Canada – Land of Real Estate Opportunity

Many of Canada’s cities have at some point been declared the ‘World’s most livable city’, a reputation earned on the basis of five indicators-infrastructure, stability, environment, healthcare, and culture. With an enviable record like that, Canada real estate is hot property.

With flat, sandy beaches and looming, gigantic mountains, vast open plains and bustling cities, Canadian real estate is as diverse as it is immense. Vibrant South Asian and Chinese communities add ethnic and cultural diversity to this exciting country.

Rules Governing Non-Canadian Real Estate Owners

Any non-Canadian who intends to purchase real estate within Canada and assemble tenants for rent must file form NR6 prior to receiving the first months rent. This form permits the property owner to remit taxes on their net estimated rental income. Those who do not file this form must remit 25% of their monthly rental income to the government-by the 15th of the next month.

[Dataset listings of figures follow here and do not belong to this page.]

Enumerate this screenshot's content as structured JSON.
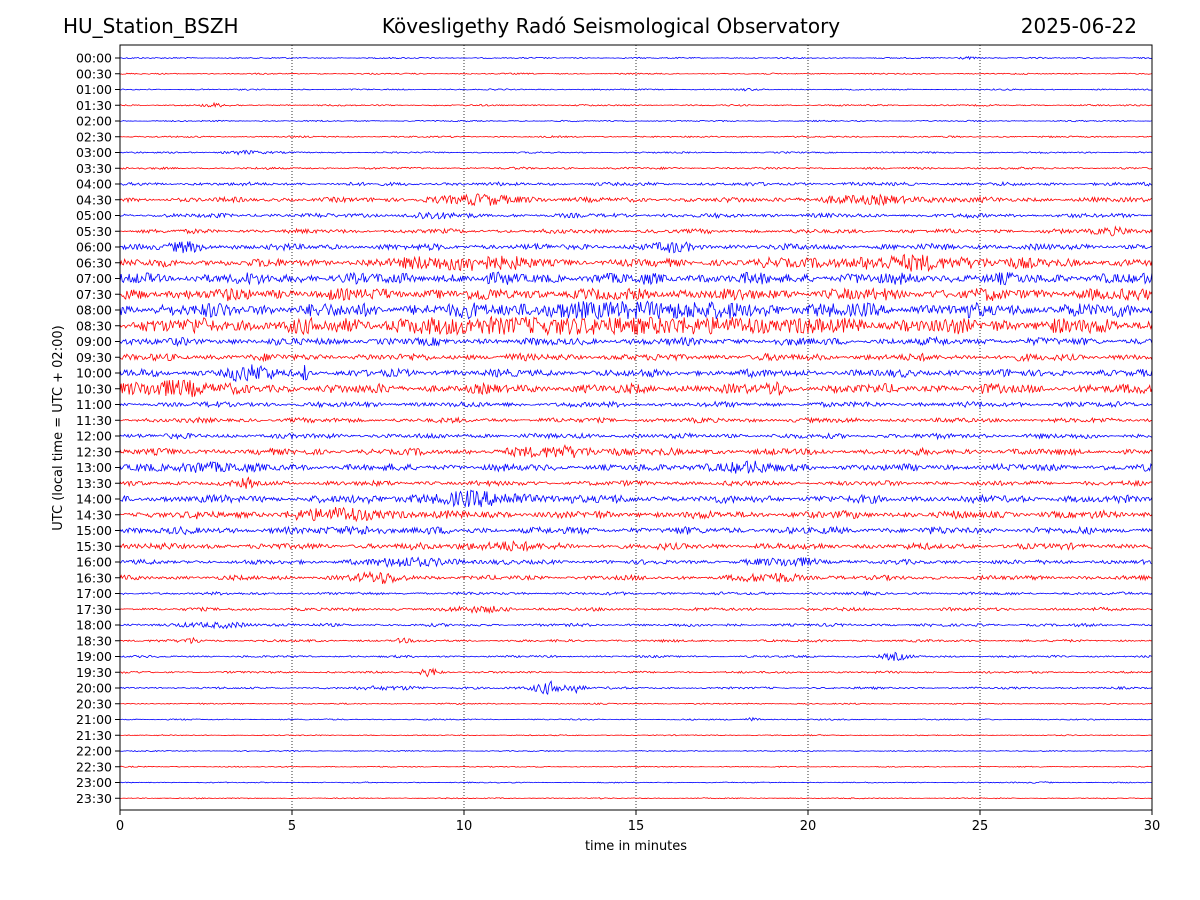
{
  "header": {
    "station": "HU_Station_BSZH",
    "observatory": "Kövesligethy Radó Seismological Observatory",
    "date": "2025-06-22"
  },
  "chart_data": {
    "type": "line",
    "title": "Kövesligethy Radó Seismological Observatory",
    "xlabel": "time in minutes",
    "ylabel": "UTC (local time = UTC + 02:00)",
    "xlim": [
      0,
      30
    ],
    "x_ticks": [
      "0",
      "5",
      "10",
      "15",
      "20",
      "25",
      "30"
    ],
    "grid": "vertical dotted lines every 5 minutes",
    "colors": {
      "even_rows": "#0000ff",
      "odd_rows": "#ff0000"
    },
    "rows": [
      {
        "label": "00:00",
        "amp": 0.5,
        "bursts": [
          [
            24.6,
            0.3,
            2.5
          ]
        ]
      },
      {
        "label": "00:30",
        "amp": 0.5,
        "bursts": []
      },
      {
        "label": "01:00",
        "amp": 0.5,
        "bursts": [
          [
            18.2,
            0.2,
            1.5
          ]
        ]
      },
      {
        "label": "01:30",
        "amp": 0.6,
        "bursts": [
          [
            2.7,
            0.3,
            3
          ]
        ]
      },
      {
        "label": "02:00",
        "amp": 0.5,
        "bursts": []
      },
      {
        "label": "02:30",
        "amp": 0.6,
        "bursts": []
      },
      {
        "label": "03:00",
        "amp": 0.6,
        "bursts": [
          [
            3.6,
            0.6,
            3
          ]
        ]
      },
      {
        "label": "03:30",
        "amp": 0.8,
        "bursts": []
      },
      {
        "label": "04:00",
        "amp": 1.3,
        "bursts": []
      },
      {
        "label": "04:30",
        "amp": 1.8,
        "bursts": [
          [
            10.5,
            1.5,
            2
          ],
          [
            22,
            2,
            1.5
          ]
        ]
      },
      {
        "label": "05:00",
        "amp": 1.6,
        "bursts": [
          [
            9,
            0.6,
            1.8
          ]
        ]
      },
      {
        "label": "05:30",
        "amp": 1.6,
        "bursts": [
          [
            29,
            0.6,
            2
          ]
        ]
      },
      {
        "label": "06:00",
        "amp": 2.3,
        "bursts": [
          [
            2,
            0.5,
            1.5
          ],
          [
            16,
            0.5,
            1.5
          ]
        ]
      },
      {
        "label": "06:30",
        "amp": 3.0,
        "bursts": [
          [
            10,
            1.5,
            2.2
          ],
          [
            23,
            3,
            1.5
          ]
        ]
      },
      {
        "label": "07:00",
        "amp": 4.2,
        "bursts": []
      },
      {
        "label": "07:30",
        "amp": 4.5,
        "bursts": []
      },
      {
        "label": "08:00",
        "amp": 5.2,
        "bursts": [
          [
            15,
            3,
            1.3
          ]
        ]
      },
      {
        "label": "08:30",
        "amp": 5.8,
        "bursts": [
          [
            12,
            3,
            1.4
          ],
          [
            17,
            2,
            1.3
          ]
        ]
      },
      {
        "label": "09:00",
        "amp": 2.8,
        "bursts": []
      },
      {
        "label": "09:30",
        "amp": 2.6,
        "bursts": []
      },
      {
        "label": "10:00",
        "amp": 2.8,
        "bursts": [
          [
            3.8,
            0.6,
            3.5
          ],
          [
            5.4,
            0.1,
            3
          ]
        ]
      },
      {
        "label": "10:30",
        "amp": 3.5,
        "bursts": [
          [
            1.5,
            1,
            2.2
          ],
          [
            19,
            0.2,
            2
          ]
        ]
      },
      {
        "label": "11:00",
        "amp": 2.0,
        "bursts": []
      },
      {
        "label": "11:30",
        "amp": 1.8,
        "bursts": []
      },
      {
        "label": "12:00",
        "amp": 1.9,
        "bursts": []
      },
      {
        "label": "12:30",
        "amp": 2.4,
        "bursts": [
          [
            13,
            1.5,
            1.6
          ]
        ]
      },
      {
        "label": "13:00",
        "amp": 2.6,
        "bursts": [
          [
            2.5,
            1,
            1.6
          ],
          [
            18,
            1,
            1.5
          ]
        ]
      },
      {
        "label": "13:30",
        "amp": 1.9,
        "bursts": [
          [
            3.7,
            0.2,
            2
          ]
        ]
      },
      {
        "label": "14:00",
        "amp": 2.9,
        "bursts": [
          [
            10.5,
            2,
            1.6
          ]
        ]
      },
      {
        "label": "14:30",
        "amp": 2.8,
        "bursts": [
          [
            6.5,
            1.5,
            1.6
          ]
        ]
      },
      {
        "label": "15:00",
        "amp": 2.6,
        "bursts": [
          [
            7,
            0.5,
            1.5
          ]
        ]
      },
      {
        "label": "15:30",
        "amp": 2.3,
        "bursts": [
          [
            11,
            1,
            1.4
          ]
        ]
      },
      {
        "label": "16:00",
        "amp": 1.7,
        "bursts": [
          [
            8.5,
            1.5,
            2
          ],
          [
            19.5,
            1,
            1.8
          ]
        ]
      },
      {
        "label": "16:30",
        "amp": 1.7,
        "bursts": [
          [
            7.5,
            0.8,
            2.5
          ],
          [
            19,
            1,
            2
          ]
        ]
      },
      {
        "label": "17:00",
        "amp": 1.1,
        "bursts": []
      },
      {
        "label": "17:30",
        "amp": 1.2,
        "bursts": [
          [
            10.5,
            0.8,
            2
          ]
        ]
      },
      {
        "label": "18:00",
        "amp": 1.1,
        "bursts": [
          [
            3,
            1,
            2
          ]
        ]
      },
      {
        "label": "18:30",
        "amp": 0.9,
        "bursts": [
          [
            2.1,
            0.3,
            3
          ],
          [
            8.2,
            0.2,
            2
          ]
        ]
      },
      {
        "label": "19:00",
        "amp": 0.8,
        "bursts": [
          [
            22.5,
            0.4,
            4
          ]
        ]
      },
      {
        "label": "19:30",
        "amp": 0.8,
        "bursts": [
          [
            9,
            0.3,
            5
          ]
        ]
      },
      {
        "label": "20:00",
        "amp": 0.8,
        "bursts": [
          [
            8,
            1,
            2
          ],
          [
            12.5,
            0.5,
            8
          ],
          [
            13.3,
            0.2,
            5
          ]
        ]
      },
      {
        "label": "20:30",
        "amp": 0.5,
        "bursts": []
      },
      {
        "label": "21:00",
        "amp": 0.5,
        "bursts": [
          [
            18.4,
            0.2,
            4
          ]
        ]
      },
      {
        "label": "21:30",
        "amp": 0.4,
        "bursts": []
      },
      {
        "label": "22:00",
        "amp": 0.4,
        "bursts": []
      },
      {
        "label": "22:30",
        "amp": 0.4,
        "bursts": []
      },
      {
        "label": "23:00",
        "amp": 0.4,
        "bursts": [
          [
            26.8,
            0.3,
            2
          ]
        ]
      },
      {
        "label": "23:30",
        "amp": 0.4,
        "bursts": []
      }
    ]
  }
}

Most realtors recommend filing for this certificate as soon as you accept an offer and are finalizing the close on your property. Avoid paying the 25% government royalty-file early.

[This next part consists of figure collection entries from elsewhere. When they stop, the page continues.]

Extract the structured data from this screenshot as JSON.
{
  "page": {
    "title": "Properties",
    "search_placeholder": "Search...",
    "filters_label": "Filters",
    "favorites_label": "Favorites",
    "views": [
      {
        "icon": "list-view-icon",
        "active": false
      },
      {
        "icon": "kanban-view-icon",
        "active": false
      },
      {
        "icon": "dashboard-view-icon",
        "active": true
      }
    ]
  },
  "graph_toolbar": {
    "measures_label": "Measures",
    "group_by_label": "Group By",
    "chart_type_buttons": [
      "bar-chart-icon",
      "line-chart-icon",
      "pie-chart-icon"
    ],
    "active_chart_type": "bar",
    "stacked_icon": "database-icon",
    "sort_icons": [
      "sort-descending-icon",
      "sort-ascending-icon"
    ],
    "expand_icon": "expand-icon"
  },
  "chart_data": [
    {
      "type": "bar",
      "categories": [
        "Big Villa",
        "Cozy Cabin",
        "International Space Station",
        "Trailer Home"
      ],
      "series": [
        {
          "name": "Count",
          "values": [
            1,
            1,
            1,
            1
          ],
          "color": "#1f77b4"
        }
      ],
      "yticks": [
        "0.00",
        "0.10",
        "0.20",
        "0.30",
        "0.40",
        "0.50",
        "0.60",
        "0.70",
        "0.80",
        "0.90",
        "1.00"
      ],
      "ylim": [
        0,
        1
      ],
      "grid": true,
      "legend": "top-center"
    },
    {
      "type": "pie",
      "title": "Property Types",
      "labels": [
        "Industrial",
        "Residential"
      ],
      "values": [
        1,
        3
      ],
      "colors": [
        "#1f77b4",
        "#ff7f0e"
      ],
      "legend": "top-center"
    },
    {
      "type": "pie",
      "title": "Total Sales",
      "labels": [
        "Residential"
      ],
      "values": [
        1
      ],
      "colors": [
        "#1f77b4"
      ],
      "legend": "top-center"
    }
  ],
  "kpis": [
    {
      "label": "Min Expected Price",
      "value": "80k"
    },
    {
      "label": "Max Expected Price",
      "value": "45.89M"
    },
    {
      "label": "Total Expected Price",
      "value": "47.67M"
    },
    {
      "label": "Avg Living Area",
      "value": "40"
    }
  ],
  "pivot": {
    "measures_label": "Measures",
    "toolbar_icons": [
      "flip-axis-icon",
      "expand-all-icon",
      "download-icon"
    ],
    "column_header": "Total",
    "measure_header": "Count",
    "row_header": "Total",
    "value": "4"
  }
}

Mortgage Information for Non-Canadian Real Estate Buyers

Several financial institutions in Canada have designed lending programs to meet the special needs of non-Canadian real estate buyers. Typically, property buyers are required to make a minimum down payment of 35% of the agreed upon price.

Canada’s new immigrant program permits individuals who do not have a permanent or settled status to buy property without having to make the traditional 35% down payment.

However, if you want to qualify for this exemption, you must meet or exceed the following requirements:

– Have a minimum 2 year work visa as well as a work contract of the same duration. Executives who get transferred can also take advantage of this allowance if they earn 60K per year.

– Furnish a bank reference letter

– Reside in Canada at the time of purchase

Costs Involved in Buying Canadian Real Estate

If you’re considering buying Canadian real estate, keep in mind the various miscellaneous costs that are associated with closing on a property.

A few basic costs may include include:

Taxes: Canada imposes a 7% tax on new housing, with an applicable rebate if the cost of the home is less than $450,000. Resale housing does not draw the tax unless it has undergone significant renovation. If so, it’s taxed as if it was a new house.

Property Taxes: Property taxes vary depending on location. Your realtor can give you details depending on your location.

Appraisal Fee: If your loan is uninsured, the lender may ask you to complete a property appraisal. Appraisals cost anywhere between $150 and $500. Appraisers generally charge based on square footage.

Other various costs could include lawyer’s fees, survey fees, property insurance and home inspection fee.

Buying real estate in Canada can be an exciting experience. The best advice is to plan ahead-both in property selection and financing.